12.2  Vice-President
a. Assumes the duties of the President at the President’s request or in the President’s absence.
b. May be a signing officer.
c. Is a member of the Executive Board.

12.3   Secretary/Treasurer
a. Keeps accurate and true record of the membership
b. Ensures accurate records are kept of all official proceedings of the Association.
c. Keeps an accurate account of all financial transactions of the Association and makes recommendations to the Board for approval.
d. Has the books and accounts of the Association verified by the auditor at least annually and present an audited report and statements to the Annual Meeting.
e. Is a signing officer and selects the other signing officers.
f.  Is a member of Executive Board.

SECTION 13. FISCAL YEAR

13.1  The fiscal year of the Association is the year beginning on January 1 and ending on the following December 31.

SECTION 14. SEAL, BOOK AND RECORDS

14.1  The seal of the Association shall be in such form. as the Board may determine.
14.2  The Secretary/Treasurer, as the case may be, shall provide for the safe  custody of the seal.
14.3  The seal shall not be affixed to any documents except those authorized by  resolution of the Board.
14.4  The use of the seal sha1l be authenticated by a signature of the President, Vice-president, the Secretary/Treasurer or some other person authorized by the Board.

SECTION 15. BORROWING

15.1  The Board may borrow money on the credit of the Association.
15.2  A majority of 2/3’s of the Board is required for approval.
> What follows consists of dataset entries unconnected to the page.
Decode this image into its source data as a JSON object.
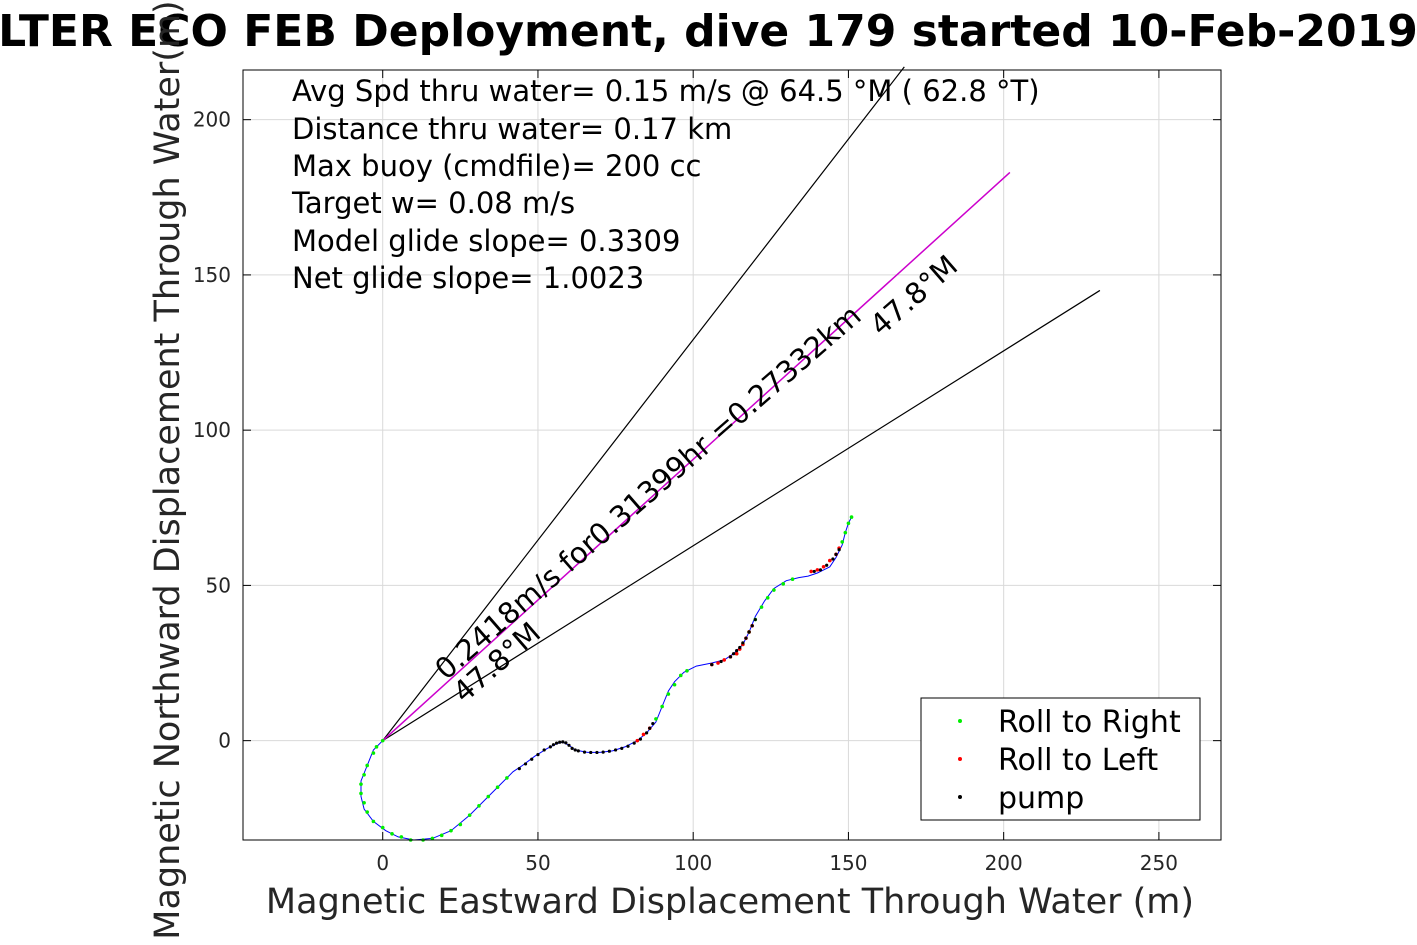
{
  "chart_data": {
    "type": "scatter",
    "title": "LTER ECO FEB Deployment, dive 179 started 10-Feb-2019",
    "xlabel": "Magnetic Eastward Displacement Through Water (m)",
    "ylabel": "Magnetic Northward Displacement Through Water(m)",
    "xlim": [
      -45,
      270
    ],
    "ylim": [
      -32,
      216
    ],
    "xticks": [
      "0",
      "50",
      "100",
      "150",
      "200",
      "250"
    ],
    "yticks": [
      "0",
      "50",
      "100",
      "150",
      "200"
    ],
    "grid": true,
    "legend_position": "bottom-right",
    "stats": [
      "Avg Spd thru water=  0.15 m/s @  64.5 °M ( 62.8 °T)",
      "Distance thru water=  0.17 km",
      "Max buoy (cmdfile)= 200 cc",
      "Target w= 0.08 m/s",
      "Model glide slope= 0.3309",
      "Net glide slope= 1.0023"
    ],
    "annotations": {
      "speed_line": "0.2418m/s for0.31399hr =0.27332km",
      "heading_near": "47.8°M",
      "heading_far": "47.8°M"
    },
    "lines": {
      "cone_upper_end": [
        168,
        217
      ],
      "cone_lower_end": [
        231,
        145
      ],
      "heading_end": [
        202,
        183
      ]
    },
    "legend": [
      {
        "label": "Roll to Right",
        "color": "#00ee00"
      },
      {
        "label": "Roll to Left",
        "color": "#ff0000"
      },
      {
        "label": "pump",
        "color": "#000000"
      }
    ],
    "colors": {
      "track": "#0000ff",
      "heading_line": "#cc00cc",
      "cone": "#000000",
      "roll_right": "#00ee00",
      "roll_left": "#ff0000",
      "pump": "#000000"
    },
    "track": [
      [
        0,
        0
      ],
      [
        -3,
        -3
      ],
      [
        -5,
        -8
      ],
      [
        -7,
        -13
      ],
      [
        -7,
        -18
      ],
      [
        -6,
        -22
      ],
      [
        -3,
        -26
      ],
      [
        1,
        -29
      ],
      [
        5,
        -31
      ],
      [
        10,
        -32
      ],
      [
        16,
        -31.5
      ],
      [
        22,
        -29
      ],
      [
        28,
        -24
      ],
      [
        33,
        -19
      ],
      [
        38,
        -14
      ],
      [
        42,
        -10
      ],
      [
        45,
        -8
      ],
      [
        49,
        -5
      ],
      [
        53,
        -2.5
      ],
      [
        56,
        -1
      ],
      [
        58,
        -0.5
      ],
      [
        60,
        -1.5
      ],
      [
        62,
        -3
      ],
      [
        66,
        -3.8
      ],
      [
        70,
        -3.8
      ],
      [
        74,
        -3.3
      ],
      [
        78,
        -2
      ],
      [
        82,
        0
      ],
      [
        85,
        2.5
      ],
      [
        88,
        6
      ],
      [
        90,
        11
      ],
      [
        92,
        16
      ],
      [
        94,
        19
      ],
      [
        97,
        22
      ],
      [
        101,
        24
      ],
      [
        106,
        25
      ],
      [
        110,
        26
      ],
      [
        113,
        28
      ],
      [
        116,
        31
      ],
      [
        118,
        35
      ],
      [
        120,
        40
      ],
      [
        123,
        45
      ],
      [
        126,
        49
      ],
      [
        130,
        51.5
      ],
      [
        134,
        52.5
      ],
      [
        137,
        53
      ],
      [
        140,
        54
      ],
      [
        142,
        55
      ],
      [
        144,
        56
      ],
      [
        146,
        59
      ],
      [
        148,
        63
      ],
      [
        149,
        67
      ],
      [
        150,
        70
      ],
      [
        151,
        72
      ]
    ],
    "roll_right": [
      [
        0,
        0
      ],
      [
        -2,
        -2
      ],
      [
        -3,
        -4
      ],
      [
        -5,
        -8
      ],
      [
        -6,
        -11
      ],
      [
        -7,
        -14
      ],
      [
        -7,
        -17
      ],
      [
        -6,
        -20
      ],
      [
        -5,
        -23
      ],
      [
        -3,
        -26
      ],
      [
        0,
        -28
      ],
      [
        3,
        -30
      ],
      [
        6,
        -31
      ],
      [
        9,
        -32
      ],
      [
        13,
        -32
      ],
      [
        16,
        -31.5
      ],
      [
        19,
        -30.5
      ],
      [
        22,
        -29
      ],
      [
        25,
        -27
      ],
      [
        28,
        -24
      ],
      [
        31,
        -21
      ],
      [
        34,
        -18
      ],
      [
        37,
        -15
      ],
      [
        40,
        -12
      ],
      [
        88,
        7
      ],
      [
        90,
        11
      ],
      [
        92,
        15
      ],
      [
        94,
        18
      ],
      [
        96,
        21
      ],
      [
        98,
        22.5
      ],
      [
        114,
        28
      ],
      [
        116,
        31
      ],
      [
        118,
        35
      ],
      [
        120,
        39
      ],
      [
        122,
        43
      ],
      [
        124,
        46
      ],
      [
        126,
        48.5
      ],
      [
        129,
        50.5
      ],
      [
        132,
        52
      ],
      [
        148,
        64
      ],
      [
        149,
        67
      ],
      [
        150,
        70
      ],
      [
        151,
        72
      ]
    ],
    "roll_left": [
      [
        82,
        0
      ],
      [
        84,
        2
      ],
      [
        86,
        4
      ],
      [
        106,
        24.5
      ],
      [
        108,
        25
      ],
      [
        110,
        26
      ],
      [
        112,
        27
      ],
      [
        114,
        28
      ],
      [
        115,
        29.5
      ],
      [
        116,
        31
      ],
      [
        117,
        33
      ],
      [
        118,
        35
      ],
      [
        119,
        37
      ],
      [
        138,
        54.5
      ],
      [
        140,
        55
      ],
      [
        142,
        56
      ],
      [
        144,
        58
      ],
      [
        146,
        60
      ],
      [
        147,
        62
      ]
    ],
    "pump": [
      [
        44,
        -9
      ],
      [
        46,
        -7.5
      ],
      [
        48,
        -6
      ],
      [
        50,
        -4.5
      ],
      [
        52,
        -3
      ],
      [
        54,
        -2
      ],
      [
        55,
        -1.3
      ],
      [
        56,
        -0.8
      ],
      [
        57,
        -0.5
      ],
      [
        58,
        -0.4
      ],
      [
        59,
        -0.7
      ],
      [
        60,
        -1.5
      ],
      [
        61,
        -2.5
      ],
      [
        62,
        -3
      ],
      [
        63,
        -3.3
      ],
      [
        65,
        -3.7
      ],
      [
        67,
        -3.8
      ],
      [
        69,
        -3.8
      ],
      [
        71,
        -3.7
      ],
      [
        73,
        -3.4
      ],
      [
        75,
        -3
      ],
      [
        77,
        -2.5
      ],
      [
        79,
        -1.8
      ],
      [
        81,
        -0.8
      ],
      [
        83,
        0.5
      ],
      [
        85,
        2.5
      ],
      [
        86,
        4
      ],
      [
        87,
        5.5
      ],
      [
        106,
        24.5
      ],
      [
        109,
        25.5
      ],
      [
        112,
        27
      ],
      [
        113,
        28
      ],
      [
        114,
        29
      ],
      [
        115,
        30
      ],
      [
        116,
        31.5
      ],
      [
        117,
        33
      ],
      [
        118,
        35
      ],
      [
        119,
        37
      ],
      [
        120,
        39
      ],
      [
        139,
        54.5
      ],
      [
        141,
        55
      ],
      [
        143,
        56.5
      ],
      [
        145,
        58.5
      ],
      [
        146,
        60
      ],
      [
        147,
        61.5
      ]
    ]
  }
}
SECTION 16. LIABILITY OF MEMBERS

16.1  No Member of the Association shall in their individual capacity be liable for any debt or  liability of the Association.

SECTION 17. DISOLUTION

17.1  Upon the dissolution of the Association, the distribution of the property shall be in accordance with the resolution to dissolve.

SECTION 18. AUTHORIZATION OF FUNDS

18.1  All cheques of the Association must bear the signature of any two (2) of the three (3) officers as selected by the Secretary/Treasurer.

SECTION 19. CONSTITUIONAL CHANGES

19.1  No changes to the constitution or by-laws may be made unless the Board has first reviewed them at a Board meeting. Notice of any resolutions affecting the Constitution or By-laws shall be given fourteen (14) days prior to the Annual Meeting. These resolutions shall require a 2/3’s majority of the voting members of the Association.